Ce passage se passe (presque) de commentaire. Il commence par un diagnostic du déclin français, nourri au sein idéologique de l’égalitarisme (uniformité des salaires) et du malthusianisme (partage du travail, renvoyant à la loi sur les 35 heures). Il en anticipe ensuite les conséquences économiques : raréfaction du capital (pouvant entre autres expliquer qu’au lieu de croître sur la base d’un « capital-développement » domestique, la plupart des start-ups françaises soient rachetées par de grandes entreprises étrangères), stagnation des salaires, incontinence fiscale, impécuniosité publique et aggravation des inégalités (une remarque d’autant plus intéressante que la question des inégalités est aujourd’hui revendiquée par les idéologies anti-libérales). Le propos révèle enfin pourquoi la France se distingue à l’échelle mondiale par la fréquence de ses grèves et manifestations. Lorsqu’une partie substantielle de la population dépend de décisions et subsides publics pour ses conditions d’existence, la culture de la sollicitation en découle immanquablement (le Grand débat consécutif à la crise des Gilets jaunes est-il autre chose qu’une gigantesque sollicitation ?).

  1. Vérité, opinion, éducation :

« Certes, il serait à désirer qu’il n’y eût qu’une croyance, une foi, un culte dans le monde, à la condition que ce fût la vraie foi. Mais, quelque désirable que soit l’Unité, la diversité, c’est-à dire la recherche et la discussion valent mieux encore, tant que ne luira pas pour les intelligences, le signe infaillible auquel cette vraie foi se fera reconnaître. […]. Car […] l’unité n’est pas à l’origine, mais à la fin de l’évolution intellectuelle.

De même pour l’enseignement. […]. Tant que (le meilleur enseignement possible) n’est pas trouvé, tant que le législateur, le ministre de l’Instruction publique, ne porteront pas sur le front un signe irrécusable d’infaillibilité la meilleure chance pour que la vraie méthode se découvre et absorbe les autres, c’est la diversité […]. La pire chance, c’est l’éducation décrétée et uniforme ; car, dans ce régime, l’erreur est permanente, universelle et irrémédiable ».

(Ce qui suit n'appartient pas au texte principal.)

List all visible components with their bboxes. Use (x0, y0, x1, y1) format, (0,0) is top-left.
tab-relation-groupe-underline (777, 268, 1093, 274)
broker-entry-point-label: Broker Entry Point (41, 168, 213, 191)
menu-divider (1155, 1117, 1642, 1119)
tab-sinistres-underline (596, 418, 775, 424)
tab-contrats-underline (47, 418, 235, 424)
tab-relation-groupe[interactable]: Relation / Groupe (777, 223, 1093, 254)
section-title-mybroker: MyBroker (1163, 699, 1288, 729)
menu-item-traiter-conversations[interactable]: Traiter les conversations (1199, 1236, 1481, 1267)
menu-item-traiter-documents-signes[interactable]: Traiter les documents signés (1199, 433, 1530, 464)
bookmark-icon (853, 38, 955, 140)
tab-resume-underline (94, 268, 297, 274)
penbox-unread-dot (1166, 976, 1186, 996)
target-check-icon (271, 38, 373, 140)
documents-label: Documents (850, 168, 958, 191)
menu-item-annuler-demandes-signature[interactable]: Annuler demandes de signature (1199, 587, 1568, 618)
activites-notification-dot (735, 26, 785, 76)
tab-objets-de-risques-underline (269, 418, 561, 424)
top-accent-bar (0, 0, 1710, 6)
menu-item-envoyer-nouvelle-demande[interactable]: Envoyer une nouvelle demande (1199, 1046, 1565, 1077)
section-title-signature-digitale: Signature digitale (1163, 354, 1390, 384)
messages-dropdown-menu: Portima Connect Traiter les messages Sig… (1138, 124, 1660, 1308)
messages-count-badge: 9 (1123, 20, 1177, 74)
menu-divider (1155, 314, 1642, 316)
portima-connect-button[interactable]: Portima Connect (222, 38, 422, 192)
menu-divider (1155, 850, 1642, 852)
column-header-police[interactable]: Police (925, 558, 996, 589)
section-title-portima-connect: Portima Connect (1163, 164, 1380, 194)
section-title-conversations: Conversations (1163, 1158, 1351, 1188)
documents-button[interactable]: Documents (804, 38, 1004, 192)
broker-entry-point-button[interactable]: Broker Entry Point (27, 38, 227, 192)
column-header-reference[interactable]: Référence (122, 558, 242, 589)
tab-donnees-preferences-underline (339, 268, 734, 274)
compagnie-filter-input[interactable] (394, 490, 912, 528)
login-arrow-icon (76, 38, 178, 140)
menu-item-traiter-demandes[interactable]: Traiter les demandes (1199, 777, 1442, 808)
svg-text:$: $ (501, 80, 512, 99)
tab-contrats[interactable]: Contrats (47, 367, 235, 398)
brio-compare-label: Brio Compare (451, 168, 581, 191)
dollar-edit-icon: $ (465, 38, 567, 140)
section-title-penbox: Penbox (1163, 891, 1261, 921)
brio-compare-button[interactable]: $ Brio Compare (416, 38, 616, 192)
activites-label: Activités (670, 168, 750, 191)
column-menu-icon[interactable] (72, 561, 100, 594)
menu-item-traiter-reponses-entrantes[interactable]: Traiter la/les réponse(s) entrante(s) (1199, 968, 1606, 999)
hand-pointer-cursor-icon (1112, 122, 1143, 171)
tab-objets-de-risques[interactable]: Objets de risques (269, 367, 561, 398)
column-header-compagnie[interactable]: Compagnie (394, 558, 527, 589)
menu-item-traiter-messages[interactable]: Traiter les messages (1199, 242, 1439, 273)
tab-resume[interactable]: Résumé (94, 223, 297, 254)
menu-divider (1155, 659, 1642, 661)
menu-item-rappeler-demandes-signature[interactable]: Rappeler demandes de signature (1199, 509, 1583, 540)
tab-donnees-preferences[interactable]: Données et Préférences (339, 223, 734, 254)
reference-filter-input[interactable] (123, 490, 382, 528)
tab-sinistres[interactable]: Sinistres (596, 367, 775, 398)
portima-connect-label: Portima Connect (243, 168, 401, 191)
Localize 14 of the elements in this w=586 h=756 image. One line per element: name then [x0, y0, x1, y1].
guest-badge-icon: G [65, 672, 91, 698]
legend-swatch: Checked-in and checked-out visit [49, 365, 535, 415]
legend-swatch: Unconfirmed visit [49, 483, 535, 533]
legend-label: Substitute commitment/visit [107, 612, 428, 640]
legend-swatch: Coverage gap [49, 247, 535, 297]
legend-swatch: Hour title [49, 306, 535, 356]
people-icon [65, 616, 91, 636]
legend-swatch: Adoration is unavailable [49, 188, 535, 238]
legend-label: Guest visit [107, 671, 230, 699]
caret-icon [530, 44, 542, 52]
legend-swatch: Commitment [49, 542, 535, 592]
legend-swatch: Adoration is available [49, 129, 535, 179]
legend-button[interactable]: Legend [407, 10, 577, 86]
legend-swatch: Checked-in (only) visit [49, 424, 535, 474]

On mesure, ici, le tonneau des Danaïdes que représente la réforme (quasi-incessante) de l’Éducation nationale, tentant par-là de singer une concurrence et une expérimentation introuvables — et inconcevables — au sein d’une administration centralisée, obéissant à des principes bureaucratiques voire tayloriens d’un autre âge (à rebours de certains discours « anti-fonctionnaires » parfois revêtus de l’estampille libérale, je compatis à l’authentique souffrance au travail que peuvent en concevoir maints enseignants, laquelle se traduit d’ailleurs par une crise des vocations longtemps tenue pour impensable).

  1. Une métaphore du changement climatique ?

La fin du texte propose une métaphore qui confine à la prémonition.

« Supposons qu’un professeur de chimie vienne dire : « le monde est menacé d’une grande catastrophe. […]. J’ai analysé l’air qui s’échappe des poumons humains, et j’ai reconnu qu’il n’était plus propre à la respiration ; en sorte qu’en calculant le volume de l’atmosphère, je puis prédire le jour où il sera vicié tout entier, et où l’humanité périra par la phtisie, à moins qu’elle n’adopte un mode de respiration artificielle de mon invention »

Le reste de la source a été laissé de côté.